José recordó a su padre, atropellado como un perro por un conductor al que jamás se llegó a encontrar. Y siguió balanceándose, con su mano derecha rozando contra el suelo de cemento.

Después de aquello su madre, libre ya del borrachín de su marido, comenzó a llevar hombres a la chabola. Ya lo había hecho anteriormente, porque tampoco es que el padre de José la sometiese a un control estricto. Pero mantenía un cierta cautela. Ahora, necesitada además de una fuente de ingresos, rara era la noche que uno o más desconocidos no atravesaban la sala de estar del chamizo camino del dormitorio principal.
 Su hermana María lo sacaba  entonces a jugar a la calle, un poco para evitarle el tener que escuchar los sonidos del dormitorio que la manta colgada de la puerta a modo de cortina apenas amortiguaba. Y un poco también, o un mucho, para zafarse de las miradas de los clientes de su madre, que en más de una ocasión le habían hecho ya proposiciones.
José recordaba aquellos momentos con mucho cariño. Jugaban al truco, o a las canicas, y cuando José miraba a los ojos de su hermana, por un  ratito se sentía el niño más querido del mundo.

 Y luego, un día, su hermana dejó de estar ahí, y José ya no se sintió querido nunca más.

Nunca llegó a a saber qué le había pasado a su hermana. Suponía que se había hartado de aguantar a su madre y a sus acompañantes y que así, poco después de cumplir los quince años, un buen, o un mal día, María y sus cosas desaparecieron. Seguramente se habría marchado a otra ciudad, a empezar una vida lejos de toda aquella miseria. Eso era lo que José suponía, y deseaba con todas sus fuerzas que le hubiera ido bien. Porque también había la posibilidad de que no le hubiera ido bien.
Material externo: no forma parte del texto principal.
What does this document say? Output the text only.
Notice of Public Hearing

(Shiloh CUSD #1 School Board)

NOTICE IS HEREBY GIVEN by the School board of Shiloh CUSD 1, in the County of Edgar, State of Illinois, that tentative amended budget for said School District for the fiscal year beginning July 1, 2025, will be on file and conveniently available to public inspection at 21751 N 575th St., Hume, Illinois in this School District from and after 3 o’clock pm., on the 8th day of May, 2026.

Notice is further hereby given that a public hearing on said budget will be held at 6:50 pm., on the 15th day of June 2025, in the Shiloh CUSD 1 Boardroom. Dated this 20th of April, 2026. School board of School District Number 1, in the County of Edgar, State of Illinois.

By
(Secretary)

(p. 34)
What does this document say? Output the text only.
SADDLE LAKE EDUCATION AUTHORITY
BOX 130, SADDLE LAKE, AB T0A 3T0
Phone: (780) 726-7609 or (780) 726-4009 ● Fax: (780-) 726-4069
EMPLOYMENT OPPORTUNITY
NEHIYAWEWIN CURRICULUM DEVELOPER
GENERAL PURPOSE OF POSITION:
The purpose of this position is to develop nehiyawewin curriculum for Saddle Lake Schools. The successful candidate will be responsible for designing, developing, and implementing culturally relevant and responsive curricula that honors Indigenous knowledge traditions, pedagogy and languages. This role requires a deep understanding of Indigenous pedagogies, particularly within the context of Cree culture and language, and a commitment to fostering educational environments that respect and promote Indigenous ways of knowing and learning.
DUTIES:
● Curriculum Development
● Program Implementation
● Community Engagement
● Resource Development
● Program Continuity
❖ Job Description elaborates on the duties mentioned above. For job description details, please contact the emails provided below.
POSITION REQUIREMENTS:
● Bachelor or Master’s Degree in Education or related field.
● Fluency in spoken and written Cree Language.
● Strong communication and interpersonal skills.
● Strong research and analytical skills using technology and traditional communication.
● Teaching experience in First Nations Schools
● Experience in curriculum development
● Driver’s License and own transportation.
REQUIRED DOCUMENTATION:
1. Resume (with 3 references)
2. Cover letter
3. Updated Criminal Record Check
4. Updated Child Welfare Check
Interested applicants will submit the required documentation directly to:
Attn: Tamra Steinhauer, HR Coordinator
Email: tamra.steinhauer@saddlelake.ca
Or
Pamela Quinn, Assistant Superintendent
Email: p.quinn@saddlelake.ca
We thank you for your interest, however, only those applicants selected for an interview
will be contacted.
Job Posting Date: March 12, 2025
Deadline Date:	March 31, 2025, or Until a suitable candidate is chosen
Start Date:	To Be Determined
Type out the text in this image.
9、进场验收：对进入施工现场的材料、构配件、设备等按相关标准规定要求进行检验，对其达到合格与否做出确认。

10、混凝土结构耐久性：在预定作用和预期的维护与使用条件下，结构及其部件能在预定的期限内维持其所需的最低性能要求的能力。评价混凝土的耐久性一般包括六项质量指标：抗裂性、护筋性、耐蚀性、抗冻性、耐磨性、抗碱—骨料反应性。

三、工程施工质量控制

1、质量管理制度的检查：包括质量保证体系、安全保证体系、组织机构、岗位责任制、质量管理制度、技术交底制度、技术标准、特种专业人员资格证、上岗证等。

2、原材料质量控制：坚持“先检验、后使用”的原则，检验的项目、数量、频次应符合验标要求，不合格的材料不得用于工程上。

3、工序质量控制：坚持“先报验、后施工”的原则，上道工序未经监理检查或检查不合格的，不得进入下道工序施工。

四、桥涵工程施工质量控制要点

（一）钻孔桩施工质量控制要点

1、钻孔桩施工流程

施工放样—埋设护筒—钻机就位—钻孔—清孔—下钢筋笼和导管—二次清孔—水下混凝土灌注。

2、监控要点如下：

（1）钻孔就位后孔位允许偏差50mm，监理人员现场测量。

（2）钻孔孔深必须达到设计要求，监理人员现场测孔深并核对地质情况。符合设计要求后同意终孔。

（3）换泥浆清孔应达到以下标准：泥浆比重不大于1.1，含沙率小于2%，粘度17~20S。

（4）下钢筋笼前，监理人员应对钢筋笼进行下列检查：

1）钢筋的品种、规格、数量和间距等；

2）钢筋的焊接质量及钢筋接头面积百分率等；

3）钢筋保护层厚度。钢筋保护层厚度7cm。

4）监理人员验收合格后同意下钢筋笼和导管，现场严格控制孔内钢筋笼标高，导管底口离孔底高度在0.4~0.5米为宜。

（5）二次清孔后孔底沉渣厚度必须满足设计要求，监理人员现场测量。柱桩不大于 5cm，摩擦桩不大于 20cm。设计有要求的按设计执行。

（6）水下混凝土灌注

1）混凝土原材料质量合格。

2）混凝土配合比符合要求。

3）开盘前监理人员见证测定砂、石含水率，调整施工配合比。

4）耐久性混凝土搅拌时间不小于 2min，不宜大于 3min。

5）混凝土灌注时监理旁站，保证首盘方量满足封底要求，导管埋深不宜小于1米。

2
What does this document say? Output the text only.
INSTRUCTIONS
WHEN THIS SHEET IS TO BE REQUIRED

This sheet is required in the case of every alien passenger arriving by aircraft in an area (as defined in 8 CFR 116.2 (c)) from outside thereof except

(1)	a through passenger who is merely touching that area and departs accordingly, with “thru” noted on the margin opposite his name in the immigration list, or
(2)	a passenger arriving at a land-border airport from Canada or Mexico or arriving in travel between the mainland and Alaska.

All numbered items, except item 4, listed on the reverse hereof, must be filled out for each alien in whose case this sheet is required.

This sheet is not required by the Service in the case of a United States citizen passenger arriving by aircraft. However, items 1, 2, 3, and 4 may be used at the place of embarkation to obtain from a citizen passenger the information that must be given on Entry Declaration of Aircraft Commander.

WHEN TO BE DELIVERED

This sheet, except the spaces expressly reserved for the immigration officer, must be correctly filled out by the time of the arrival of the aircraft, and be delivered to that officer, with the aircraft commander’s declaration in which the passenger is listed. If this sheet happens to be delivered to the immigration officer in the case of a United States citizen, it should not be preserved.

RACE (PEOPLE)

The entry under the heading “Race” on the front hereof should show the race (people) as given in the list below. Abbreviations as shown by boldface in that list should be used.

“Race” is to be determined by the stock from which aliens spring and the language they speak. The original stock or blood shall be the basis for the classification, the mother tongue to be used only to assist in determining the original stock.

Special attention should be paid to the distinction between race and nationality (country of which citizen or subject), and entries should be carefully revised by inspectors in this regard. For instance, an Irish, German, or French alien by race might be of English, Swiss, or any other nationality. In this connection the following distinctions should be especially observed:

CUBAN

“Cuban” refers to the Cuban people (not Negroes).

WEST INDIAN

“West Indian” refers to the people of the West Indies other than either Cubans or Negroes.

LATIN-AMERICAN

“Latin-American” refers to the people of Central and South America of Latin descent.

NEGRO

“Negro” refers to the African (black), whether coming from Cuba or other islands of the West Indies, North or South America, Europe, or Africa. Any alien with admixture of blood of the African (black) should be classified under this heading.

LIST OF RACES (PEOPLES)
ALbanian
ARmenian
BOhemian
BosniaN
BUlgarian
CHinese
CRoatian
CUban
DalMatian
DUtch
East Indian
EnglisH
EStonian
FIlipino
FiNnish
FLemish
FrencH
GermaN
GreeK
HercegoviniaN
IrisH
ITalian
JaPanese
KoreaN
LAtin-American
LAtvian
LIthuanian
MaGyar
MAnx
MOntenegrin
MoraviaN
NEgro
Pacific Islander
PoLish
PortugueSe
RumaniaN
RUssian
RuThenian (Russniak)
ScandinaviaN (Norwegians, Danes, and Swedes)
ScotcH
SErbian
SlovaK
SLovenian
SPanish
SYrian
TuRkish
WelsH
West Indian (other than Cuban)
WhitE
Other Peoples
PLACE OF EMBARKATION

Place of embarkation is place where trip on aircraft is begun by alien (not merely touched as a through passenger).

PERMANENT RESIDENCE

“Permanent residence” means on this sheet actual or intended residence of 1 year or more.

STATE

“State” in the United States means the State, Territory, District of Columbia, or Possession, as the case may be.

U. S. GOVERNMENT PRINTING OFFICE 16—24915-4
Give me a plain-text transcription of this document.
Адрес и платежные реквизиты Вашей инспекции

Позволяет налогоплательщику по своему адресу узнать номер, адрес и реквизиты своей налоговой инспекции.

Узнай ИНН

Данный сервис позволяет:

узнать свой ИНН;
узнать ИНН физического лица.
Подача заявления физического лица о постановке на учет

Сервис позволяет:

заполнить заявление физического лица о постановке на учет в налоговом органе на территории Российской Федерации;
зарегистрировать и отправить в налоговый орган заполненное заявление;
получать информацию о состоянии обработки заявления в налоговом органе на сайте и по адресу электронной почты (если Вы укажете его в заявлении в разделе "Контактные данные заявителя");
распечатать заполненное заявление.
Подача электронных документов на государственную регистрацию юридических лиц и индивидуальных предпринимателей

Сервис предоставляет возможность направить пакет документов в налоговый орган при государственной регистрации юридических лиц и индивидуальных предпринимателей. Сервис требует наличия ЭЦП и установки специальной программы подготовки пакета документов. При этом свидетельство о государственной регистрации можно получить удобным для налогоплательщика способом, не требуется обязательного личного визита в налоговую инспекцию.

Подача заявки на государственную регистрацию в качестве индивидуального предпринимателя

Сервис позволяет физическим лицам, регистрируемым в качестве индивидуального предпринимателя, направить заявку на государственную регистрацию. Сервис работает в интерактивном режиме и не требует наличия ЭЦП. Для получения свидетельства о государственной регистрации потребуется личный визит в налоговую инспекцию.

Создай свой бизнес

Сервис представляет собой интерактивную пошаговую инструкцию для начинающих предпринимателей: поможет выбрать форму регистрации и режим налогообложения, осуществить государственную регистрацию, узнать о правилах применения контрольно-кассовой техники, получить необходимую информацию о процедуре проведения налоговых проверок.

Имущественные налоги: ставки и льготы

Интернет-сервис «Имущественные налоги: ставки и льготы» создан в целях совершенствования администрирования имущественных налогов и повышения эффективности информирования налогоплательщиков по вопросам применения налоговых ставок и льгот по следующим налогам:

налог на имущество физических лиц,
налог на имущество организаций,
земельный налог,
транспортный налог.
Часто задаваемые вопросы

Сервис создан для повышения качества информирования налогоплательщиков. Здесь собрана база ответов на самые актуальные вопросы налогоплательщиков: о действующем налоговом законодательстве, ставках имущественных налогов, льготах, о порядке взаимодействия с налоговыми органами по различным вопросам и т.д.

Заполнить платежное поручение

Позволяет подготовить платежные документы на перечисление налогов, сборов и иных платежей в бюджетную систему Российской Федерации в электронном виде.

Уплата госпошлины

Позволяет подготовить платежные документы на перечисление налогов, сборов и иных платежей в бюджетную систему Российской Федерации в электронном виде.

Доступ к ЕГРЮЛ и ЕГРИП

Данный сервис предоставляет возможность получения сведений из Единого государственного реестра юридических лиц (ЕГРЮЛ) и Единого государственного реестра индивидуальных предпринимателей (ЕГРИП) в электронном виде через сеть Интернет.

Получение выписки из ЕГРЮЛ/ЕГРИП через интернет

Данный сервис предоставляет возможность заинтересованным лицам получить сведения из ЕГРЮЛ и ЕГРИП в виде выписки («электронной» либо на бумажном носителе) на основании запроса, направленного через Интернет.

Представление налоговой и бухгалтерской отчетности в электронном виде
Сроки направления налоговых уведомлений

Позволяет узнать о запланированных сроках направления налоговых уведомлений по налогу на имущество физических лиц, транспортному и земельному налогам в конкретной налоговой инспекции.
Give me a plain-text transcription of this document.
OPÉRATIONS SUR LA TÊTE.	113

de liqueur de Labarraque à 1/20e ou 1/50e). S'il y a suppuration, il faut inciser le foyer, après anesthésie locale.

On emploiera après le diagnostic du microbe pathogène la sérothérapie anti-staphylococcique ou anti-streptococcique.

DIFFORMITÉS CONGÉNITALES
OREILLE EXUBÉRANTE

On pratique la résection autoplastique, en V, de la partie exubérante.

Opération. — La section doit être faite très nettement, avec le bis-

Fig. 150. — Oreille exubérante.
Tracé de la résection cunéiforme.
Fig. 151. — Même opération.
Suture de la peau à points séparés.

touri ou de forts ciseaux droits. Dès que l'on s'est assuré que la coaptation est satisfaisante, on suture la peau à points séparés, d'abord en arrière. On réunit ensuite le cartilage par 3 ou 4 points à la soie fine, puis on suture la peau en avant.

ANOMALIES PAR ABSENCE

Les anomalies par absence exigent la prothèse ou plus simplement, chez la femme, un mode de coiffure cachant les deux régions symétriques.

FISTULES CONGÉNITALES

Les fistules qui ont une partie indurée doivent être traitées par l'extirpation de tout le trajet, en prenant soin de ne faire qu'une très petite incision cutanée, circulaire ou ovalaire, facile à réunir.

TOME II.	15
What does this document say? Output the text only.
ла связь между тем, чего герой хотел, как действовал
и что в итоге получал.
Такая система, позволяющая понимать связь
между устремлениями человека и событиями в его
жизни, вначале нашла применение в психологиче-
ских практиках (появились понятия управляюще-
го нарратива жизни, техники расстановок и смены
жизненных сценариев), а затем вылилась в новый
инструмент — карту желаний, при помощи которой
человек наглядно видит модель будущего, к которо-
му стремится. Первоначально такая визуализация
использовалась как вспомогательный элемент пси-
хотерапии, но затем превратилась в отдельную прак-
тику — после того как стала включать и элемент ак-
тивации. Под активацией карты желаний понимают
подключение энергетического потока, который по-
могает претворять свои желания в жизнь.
De que no hubiese desaparecido por propia voluntad, y la verdad es que, pensándolo fríamente, a una quinceañera bonita como era su hermana, en una casa frecuentada por hombres como los clientes de su madre, podían haberle pasado muchas cosas.

 Pero José estaba convencido de que su hermana María vivía feliz, en una gran ciudad junto al mar. Porque sí. Porque era lo que le gustaba pensar. Y porque, las veces en que la duda se abría ante él como un abismo, el velo rojo empezaba a cubrir sus ojos de nuevo. Y entonces tenía que respirar profundamente. Calmarse.

Y recordar a su hermana, morena y sonriente, como cuando él era un chiquillo y ella lo sacaba a jugar a las canicas a la calle frente a su chabola.